You are correct. I am viewing God as a personal being, a single, individual personality which is a synthesis of al personalities in the universe. To me, anything less than that, viewing God as, say, just as impersonal principle, depersonalizes and dehumanizes us.
My immediate response
> I am a process theologian, and process theology is a very technical branch
That’s interesting. A friend of mine who attended seminary said my viewpoint would be classified as process theology and pantheist. Perhaps this is unsurprising, given there was some degree of agreement between us.
>laity. If you have any questions, please let me know.
The main point I gathered from the wikipedia article was that god was not completely omnipotent, but did exert a continuous action (process) on the world toward a better state.
> You raised a point about emotion. As you are probably aware, in the West, we generally take a dim view of emotion, seeing it as something wholly
One of my reservations in responding was a certainty that I’d get caught out on one or more points, and I was right. I dismissed emotion on stereotype, without any further reflection on what it was and how that might apply.
> that bridges the gap between the “out there” and the “in here.” Our experience
If I follow you, emotion is the first level of mental processing, one step beyond raw sensory perception. Would you then hold that god has some immediate reaction to the changing state of the world, which would be his changing affective states?
>but we do feel it do so. So, if principles are to have any real meaning, they must be rooted in some more primal, affective level of experience.
A principle, in so far as we understand it, is a human invention which arises from human experience. Sort of what happens when the higher mental processes get ahold of things and try to make sense of them. If emotion is the shape of experience, this makes sense.
> I think that principles have meaning because they point to a consistency in
Meaning that while emotions may have an uncertainty about them, repeatability over time and space points to something ‘real’?
> the universe. Everything is a synthesis of both consistency and change.
So there is a sort of momentum or gravity that pulls on some changing position or state, which is also moved by other forces.
> meaningfulness. However, in a way, that is a proof. We all seek and need
Is this at all close to your philosophy?: “Humanity, through experience, comes to recognize certain principles of the world: gravity, solid/liquid/gas, life, etc. We generally consider these things to be ‘real’ because they accord with our experience. Humanity also tends to create god(s), and by the same reasoning, this points to something ‘real’”
> God must be alike and yet different from us, knowable and also unknowable, mysterious.
This seems to be an argument for why we describe god the way we do. It only takes on the force of reality in combination with the previous argument, that what we create must be a glimpse of deeper reality.
> God’s feelings into ourselves. It is precisely because of this experience,
Would you consider god the source of the subjectivity that humanity perceives in emotions?
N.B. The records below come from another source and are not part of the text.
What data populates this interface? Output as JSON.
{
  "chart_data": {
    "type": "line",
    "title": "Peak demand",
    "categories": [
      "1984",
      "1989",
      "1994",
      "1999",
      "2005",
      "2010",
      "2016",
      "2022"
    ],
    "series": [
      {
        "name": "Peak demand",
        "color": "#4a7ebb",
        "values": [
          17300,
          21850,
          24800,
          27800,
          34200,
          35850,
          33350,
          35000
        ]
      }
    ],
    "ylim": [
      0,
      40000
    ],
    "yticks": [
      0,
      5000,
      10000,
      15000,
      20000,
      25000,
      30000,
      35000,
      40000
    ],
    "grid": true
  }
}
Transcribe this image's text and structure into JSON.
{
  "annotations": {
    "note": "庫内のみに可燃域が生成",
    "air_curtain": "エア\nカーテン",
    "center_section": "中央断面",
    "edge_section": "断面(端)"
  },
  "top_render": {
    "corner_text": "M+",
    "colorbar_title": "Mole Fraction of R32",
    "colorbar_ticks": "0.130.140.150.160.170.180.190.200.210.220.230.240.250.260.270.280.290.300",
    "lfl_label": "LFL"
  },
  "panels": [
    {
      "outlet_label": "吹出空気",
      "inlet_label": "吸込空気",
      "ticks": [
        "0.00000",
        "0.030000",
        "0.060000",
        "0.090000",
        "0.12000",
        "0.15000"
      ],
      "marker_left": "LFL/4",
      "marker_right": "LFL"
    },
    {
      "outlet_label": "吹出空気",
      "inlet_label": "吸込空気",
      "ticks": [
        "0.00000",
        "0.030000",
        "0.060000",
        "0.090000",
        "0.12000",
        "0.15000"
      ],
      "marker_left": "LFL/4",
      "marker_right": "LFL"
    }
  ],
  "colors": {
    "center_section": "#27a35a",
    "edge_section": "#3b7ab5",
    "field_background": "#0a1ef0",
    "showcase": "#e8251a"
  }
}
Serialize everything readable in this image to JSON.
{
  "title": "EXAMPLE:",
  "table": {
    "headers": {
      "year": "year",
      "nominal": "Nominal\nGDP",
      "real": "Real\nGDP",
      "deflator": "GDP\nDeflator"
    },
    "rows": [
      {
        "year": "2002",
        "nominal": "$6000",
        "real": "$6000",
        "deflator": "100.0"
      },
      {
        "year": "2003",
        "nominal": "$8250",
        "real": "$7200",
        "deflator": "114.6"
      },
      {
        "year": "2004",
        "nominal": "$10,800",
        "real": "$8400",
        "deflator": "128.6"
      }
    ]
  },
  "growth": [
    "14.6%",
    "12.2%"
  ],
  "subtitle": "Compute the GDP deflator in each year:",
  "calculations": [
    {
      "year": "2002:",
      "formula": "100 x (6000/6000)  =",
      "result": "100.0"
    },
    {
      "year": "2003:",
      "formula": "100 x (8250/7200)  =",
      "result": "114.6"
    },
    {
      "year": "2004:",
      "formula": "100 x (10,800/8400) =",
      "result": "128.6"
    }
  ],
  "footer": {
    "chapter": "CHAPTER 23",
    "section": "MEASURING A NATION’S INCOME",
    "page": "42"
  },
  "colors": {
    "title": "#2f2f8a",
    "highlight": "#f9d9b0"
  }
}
> You are correct. I am viewing God as a personal being, a single, individual personality which is a synthesis of al personalities in the universe. To me, anything less than that, viewing God as, say, just as impersonal principle, depersonalizes and dehumanizes us.
Would it be at all accurate to say “If god is the sum of the whole universe, he cannot be less than any of the component parts. Therefore, if we are personal beings, god is (at least) a personal being.”?